Le tre direttrici (sostenibilità economica, ambientale e sociale) non sono separate o consequenziali ma tra loro strettamente correlate. La sostenibilità ambientale e sociale, incidendo sulla reputazione aziendale e quindi sul brand, diventa una leva competitiva che porta, tra le altre cose, distintività rispetto alla concorrenza con evidenti ritorni sul fatturato e sui margini se messa a sistema, interiorizzata e non gestita come strumento tattico o momento one-shot. Si prospetta in questi ultimi anni una via, molto concreta, che offre una soluzione reale ai cambiamenti di scenario e di paradigma fin qui delineati nel business delle aziende. È il modello della sustainable corporation ovvero quell’azienda che fonda la sua azione su mission, filosofia, valori, strategie, politiche, processi, interazioni, relazioni e prodotti fortemente orientati alla sostenibilità ambientale e sociale.

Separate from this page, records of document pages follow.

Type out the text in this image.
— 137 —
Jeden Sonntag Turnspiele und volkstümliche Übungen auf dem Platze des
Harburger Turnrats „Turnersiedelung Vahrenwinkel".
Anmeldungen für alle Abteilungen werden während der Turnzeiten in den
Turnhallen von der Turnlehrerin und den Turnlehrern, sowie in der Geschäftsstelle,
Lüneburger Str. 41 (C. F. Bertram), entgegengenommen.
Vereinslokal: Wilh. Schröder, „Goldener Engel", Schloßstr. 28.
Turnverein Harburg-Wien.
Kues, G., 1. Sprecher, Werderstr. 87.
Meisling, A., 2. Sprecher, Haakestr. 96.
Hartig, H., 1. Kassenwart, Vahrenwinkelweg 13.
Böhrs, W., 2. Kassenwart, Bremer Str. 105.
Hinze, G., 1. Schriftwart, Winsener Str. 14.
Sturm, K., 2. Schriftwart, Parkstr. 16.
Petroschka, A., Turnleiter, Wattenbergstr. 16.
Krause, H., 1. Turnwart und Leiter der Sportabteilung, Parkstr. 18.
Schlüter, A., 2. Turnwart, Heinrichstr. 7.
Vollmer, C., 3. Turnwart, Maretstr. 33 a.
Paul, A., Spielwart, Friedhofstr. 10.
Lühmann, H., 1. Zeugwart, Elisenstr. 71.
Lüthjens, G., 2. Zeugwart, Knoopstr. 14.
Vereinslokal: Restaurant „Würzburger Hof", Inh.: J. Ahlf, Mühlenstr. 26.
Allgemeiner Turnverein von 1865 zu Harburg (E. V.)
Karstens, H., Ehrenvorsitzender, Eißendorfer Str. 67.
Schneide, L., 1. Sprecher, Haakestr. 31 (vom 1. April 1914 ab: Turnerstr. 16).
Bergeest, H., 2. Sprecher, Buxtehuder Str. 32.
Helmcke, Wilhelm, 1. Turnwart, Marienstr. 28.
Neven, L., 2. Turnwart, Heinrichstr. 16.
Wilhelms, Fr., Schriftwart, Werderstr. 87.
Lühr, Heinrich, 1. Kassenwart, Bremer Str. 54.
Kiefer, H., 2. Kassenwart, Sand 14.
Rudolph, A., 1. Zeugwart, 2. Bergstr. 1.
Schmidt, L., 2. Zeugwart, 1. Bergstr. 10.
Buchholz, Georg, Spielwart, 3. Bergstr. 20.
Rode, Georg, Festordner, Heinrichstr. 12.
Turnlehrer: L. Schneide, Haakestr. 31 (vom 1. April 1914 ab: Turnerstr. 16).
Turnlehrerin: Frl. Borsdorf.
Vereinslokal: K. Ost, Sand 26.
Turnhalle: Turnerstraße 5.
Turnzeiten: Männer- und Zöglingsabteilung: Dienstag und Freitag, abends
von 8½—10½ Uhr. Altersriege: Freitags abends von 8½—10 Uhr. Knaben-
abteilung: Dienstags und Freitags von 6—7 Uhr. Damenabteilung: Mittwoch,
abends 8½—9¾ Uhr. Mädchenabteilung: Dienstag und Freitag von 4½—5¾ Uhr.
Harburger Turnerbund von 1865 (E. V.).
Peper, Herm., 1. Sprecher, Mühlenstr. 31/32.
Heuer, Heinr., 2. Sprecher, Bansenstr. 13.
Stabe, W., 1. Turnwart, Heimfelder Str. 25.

Abbracciare la sostenibilità è un processo che richiede all’azienda il rimettere in gioco una visione consolidata del proprio essere e del proprio operato, che richiede investimenti, che richiede partecipazione, che richiede tempo. E quest’ultima variabile rappresenta un aspetto chiave. Per essere sostenibili non basta schiacciare un interruttore, serve un progetto di lungo periodo. Serve tornare a traguardare il pensiero strategico dell’azienda su un arco temporale più ampio. Serve uscire veramente da uno degli aspetti più paludosi che ha segnato la crisi (e più in generale
il cambio di paradigma) di questi anni: il pensare (quasi) solo al day-by-day.
Ovvio questi anni sono stati realmente duri, per molte aziende la sopravvivenza è stato l’unico e forzato obiettivo. Ma è giunta l’ora di ripensare al futuro. Per questo la sostenibilità può rappresentare un’ulteriore opportunità. Il tempo, inoltre, rappresenta una variabile da non sottovalutare perché nel contesto attuale le rivoluzioni sono rapide e repentine.
La domanda non è ‘se’ la sostenibilità diventerà un aspetto dirimente della competitività di un’azienda, è ‘quando’.